Environ 80 % des patients au premier palier thérapeutique, c'est-à-dire traités avec des thérapies moins efficaces, auront une flambée d'activité visible sur IRM dans les quatre ans. Passer à un palier thérapeutique supplémentaire permet de maintenir la flambée d'activité à environ 60 % de son maximum. Et les traitements plus actifs, eux, atteignent une efficacité d'environ 80 % à 6 mois.
« Si vous étiez atteint d'une SEP et que vous deviez jouer aux dés le palier auquel vous êtes, sur lequel espéreriez-vous tomber ? En mettant tous les patients sous un traitement plus actif, la majorité répondra au traitement et quelques-uns auront une aggravation », souligne le Dr Giovannoni.
Lequel a présenté des données en vraie vie pour appuyer son argumentation en détaillant une étude comparative entre la Suède et le Danemark. Au Danemark, 7,6% des patients atteints d'une SEP reçoivent un traitement plus actif dès le départ, alors qu'en Suède ce pourcentage grimpe à 34,5%.

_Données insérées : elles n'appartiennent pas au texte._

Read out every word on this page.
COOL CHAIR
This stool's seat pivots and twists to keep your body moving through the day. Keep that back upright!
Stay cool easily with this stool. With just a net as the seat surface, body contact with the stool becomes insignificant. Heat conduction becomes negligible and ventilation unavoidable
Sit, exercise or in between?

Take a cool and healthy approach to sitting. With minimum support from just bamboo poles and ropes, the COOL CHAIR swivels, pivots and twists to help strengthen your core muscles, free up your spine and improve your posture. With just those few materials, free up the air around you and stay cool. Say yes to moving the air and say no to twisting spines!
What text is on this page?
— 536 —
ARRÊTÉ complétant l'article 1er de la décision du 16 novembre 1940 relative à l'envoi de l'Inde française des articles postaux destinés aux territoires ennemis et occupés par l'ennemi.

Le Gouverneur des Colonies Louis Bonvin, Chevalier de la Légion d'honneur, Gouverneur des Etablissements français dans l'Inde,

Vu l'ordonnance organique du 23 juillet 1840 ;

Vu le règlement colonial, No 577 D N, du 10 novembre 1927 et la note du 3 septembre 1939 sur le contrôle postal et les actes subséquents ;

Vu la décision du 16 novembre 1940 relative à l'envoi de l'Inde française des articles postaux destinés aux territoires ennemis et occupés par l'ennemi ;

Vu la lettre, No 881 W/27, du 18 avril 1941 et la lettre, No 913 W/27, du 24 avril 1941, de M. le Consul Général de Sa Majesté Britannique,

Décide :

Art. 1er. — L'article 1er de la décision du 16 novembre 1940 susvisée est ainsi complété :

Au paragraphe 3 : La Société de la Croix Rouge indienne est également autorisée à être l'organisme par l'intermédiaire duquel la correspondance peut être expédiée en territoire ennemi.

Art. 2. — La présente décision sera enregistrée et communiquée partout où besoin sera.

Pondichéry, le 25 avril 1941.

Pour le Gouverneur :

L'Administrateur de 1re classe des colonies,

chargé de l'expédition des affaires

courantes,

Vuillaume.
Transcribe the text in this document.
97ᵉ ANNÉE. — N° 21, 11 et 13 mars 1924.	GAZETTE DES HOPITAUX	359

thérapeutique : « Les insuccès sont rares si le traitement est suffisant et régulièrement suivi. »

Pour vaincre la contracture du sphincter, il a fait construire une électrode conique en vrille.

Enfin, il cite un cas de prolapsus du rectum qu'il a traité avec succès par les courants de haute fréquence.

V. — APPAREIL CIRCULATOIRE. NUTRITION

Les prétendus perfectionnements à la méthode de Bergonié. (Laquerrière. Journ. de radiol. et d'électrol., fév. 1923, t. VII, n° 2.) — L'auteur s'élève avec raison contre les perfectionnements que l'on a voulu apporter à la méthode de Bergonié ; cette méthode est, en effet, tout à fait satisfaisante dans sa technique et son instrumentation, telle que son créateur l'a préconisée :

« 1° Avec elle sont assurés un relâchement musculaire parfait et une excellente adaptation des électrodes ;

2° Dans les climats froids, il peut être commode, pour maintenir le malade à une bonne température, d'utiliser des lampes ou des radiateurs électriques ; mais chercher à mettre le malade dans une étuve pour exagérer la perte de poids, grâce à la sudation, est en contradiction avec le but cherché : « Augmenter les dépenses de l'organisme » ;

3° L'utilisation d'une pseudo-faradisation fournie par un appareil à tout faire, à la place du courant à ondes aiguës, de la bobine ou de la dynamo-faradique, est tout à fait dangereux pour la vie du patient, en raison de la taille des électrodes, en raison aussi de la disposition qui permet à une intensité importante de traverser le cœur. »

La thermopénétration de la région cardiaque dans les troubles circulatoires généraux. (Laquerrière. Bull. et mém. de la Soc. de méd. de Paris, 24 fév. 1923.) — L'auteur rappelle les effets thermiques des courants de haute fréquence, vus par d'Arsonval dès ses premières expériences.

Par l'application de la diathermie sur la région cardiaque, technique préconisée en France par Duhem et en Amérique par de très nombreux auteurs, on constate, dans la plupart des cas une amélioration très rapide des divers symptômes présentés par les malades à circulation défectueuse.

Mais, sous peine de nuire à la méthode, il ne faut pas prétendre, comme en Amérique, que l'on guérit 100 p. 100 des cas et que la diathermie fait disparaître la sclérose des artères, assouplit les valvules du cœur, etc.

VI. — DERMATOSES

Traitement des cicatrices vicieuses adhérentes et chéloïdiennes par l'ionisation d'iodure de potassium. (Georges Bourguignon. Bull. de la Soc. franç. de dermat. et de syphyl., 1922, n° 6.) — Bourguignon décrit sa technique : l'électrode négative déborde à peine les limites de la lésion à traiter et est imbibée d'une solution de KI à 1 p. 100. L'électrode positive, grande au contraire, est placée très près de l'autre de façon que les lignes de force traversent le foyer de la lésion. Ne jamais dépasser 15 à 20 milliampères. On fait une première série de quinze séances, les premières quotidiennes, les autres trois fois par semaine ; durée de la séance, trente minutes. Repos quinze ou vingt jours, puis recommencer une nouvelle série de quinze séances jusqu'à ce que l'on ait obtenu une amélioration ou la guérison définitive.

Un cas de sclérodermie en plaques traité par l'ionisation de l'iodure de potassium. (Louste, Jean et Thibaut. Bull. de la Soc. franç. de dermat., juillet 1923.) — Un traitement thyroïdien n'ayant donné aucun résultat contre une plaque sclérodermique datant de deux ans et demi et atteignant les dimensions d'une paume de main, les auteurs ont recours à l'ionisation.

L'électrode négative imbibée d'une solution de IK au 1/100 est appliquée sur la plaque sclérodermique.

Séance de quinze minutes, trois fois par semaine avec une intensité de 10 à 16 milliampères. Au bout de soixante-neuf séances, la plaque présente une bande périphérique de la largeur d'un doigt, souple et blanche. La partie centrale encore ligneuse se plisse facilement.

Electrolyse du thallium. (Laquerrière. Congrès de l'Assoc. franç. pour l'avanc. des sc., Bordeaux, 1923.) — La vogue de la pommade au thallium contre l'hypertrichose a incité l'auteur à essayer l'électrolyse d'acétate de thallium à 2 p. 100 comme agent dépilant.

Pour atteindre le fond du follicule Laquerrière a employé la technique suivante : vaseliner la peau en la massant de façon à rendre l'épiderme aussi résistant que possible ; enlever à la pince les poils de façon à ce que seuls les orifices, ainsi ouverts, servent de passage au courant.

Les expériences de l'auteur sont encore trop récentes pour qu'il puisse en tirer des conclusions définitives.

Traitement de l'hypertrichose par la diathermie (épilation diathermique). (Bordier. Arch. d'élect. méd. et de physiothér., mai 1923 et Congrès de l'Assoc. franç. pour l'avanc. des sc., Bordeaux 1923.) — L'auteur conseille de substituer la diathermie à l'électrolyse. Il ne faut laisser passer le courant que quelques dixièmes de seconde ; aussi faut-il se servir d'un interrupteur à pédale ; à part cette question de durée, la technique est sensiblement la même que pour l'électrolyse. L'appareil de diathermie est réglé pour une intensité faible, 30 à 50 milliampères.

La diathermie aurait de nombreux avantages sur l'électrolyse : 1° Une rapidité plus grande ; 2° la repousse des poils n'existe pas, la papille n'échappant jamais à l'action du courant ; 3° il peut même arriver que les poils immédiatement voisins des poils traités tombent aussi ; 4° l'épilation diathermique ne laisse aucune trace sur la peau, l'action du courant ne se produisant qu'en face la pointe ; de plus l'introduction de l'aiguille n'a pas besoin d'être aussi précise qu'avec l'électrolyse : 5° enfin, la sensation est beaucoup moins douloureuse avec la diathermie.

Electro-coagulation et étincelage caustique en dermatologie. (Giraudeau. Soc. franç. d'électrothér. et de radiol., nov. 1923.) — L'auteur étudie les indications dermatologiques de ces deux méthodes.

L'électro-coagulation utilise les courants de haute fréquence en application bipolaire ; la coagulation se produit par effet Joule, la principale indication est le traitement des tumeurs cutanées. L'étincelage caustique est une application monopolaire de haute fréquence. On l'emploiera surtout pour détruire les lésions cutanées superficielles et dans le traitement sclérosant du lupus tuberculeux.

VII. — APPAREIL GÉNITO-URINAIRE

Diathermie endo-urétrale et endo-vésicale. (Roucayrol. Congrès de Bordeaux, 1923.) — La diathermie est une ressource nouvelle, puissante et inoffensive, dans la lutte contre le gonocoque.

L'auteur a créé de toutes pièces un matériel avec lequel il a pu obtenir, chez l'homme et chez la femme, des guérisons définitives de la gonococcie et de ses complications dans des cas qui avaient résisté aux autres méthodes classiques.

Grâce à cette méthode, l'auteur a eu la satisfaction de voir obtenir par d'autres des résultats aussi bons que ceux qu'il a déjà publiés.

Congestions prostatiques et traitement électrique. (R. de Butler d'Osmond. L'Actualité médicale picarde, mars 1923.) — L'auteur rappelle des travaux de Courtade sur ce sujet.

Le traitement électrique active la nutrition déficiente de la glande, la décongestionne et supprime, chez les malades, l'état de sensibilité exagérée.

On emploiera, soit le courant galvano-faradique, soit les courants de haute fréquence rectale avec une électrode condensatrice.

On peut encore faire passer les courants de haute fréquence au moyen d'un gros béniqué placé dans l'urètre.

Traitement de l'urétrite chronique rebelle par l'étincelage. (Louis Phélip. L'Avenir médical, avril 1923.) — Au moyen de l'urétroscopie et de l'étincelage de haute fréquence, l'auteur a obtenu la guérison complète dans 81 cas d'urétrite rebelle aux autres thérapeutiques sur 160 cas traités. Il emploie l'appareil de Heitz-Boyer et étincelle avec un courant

Les patients traités en Suède ont une probabilité 29% plus faible de progression du handicap (P= 0,004) et il y avait 22% en moins d'arrêt des DMT (P < 0,001). Depuis cette étude, la proportion de patients sous traitement plus actif dès le départ s'élève à 70%. « C'est une preuve convaincante que vous voudriez être sous traitement plus actif précocement. Si vous étiez touché par la SEP, vous voudriez vivre en Suède » a-t-il conclu.
Historiquement, les traitements visaient à diminuer les rechutes et plus récemment à réduire l'inflammation. L'orateur a rappelé que les médecins ont pour priorité la perte du volume cérébral pour améliorer la situation à long-terme. « Nous savons que la perte du volume cérébral dans la SEP est un signe pronostique initial et au cours du suivi. Elle est prédictive de moins bons résultats, d'une cognition et d'emploi moins favorables, d'une mauvaise qualité de vie, etc... », explique Gavin Giovannoni.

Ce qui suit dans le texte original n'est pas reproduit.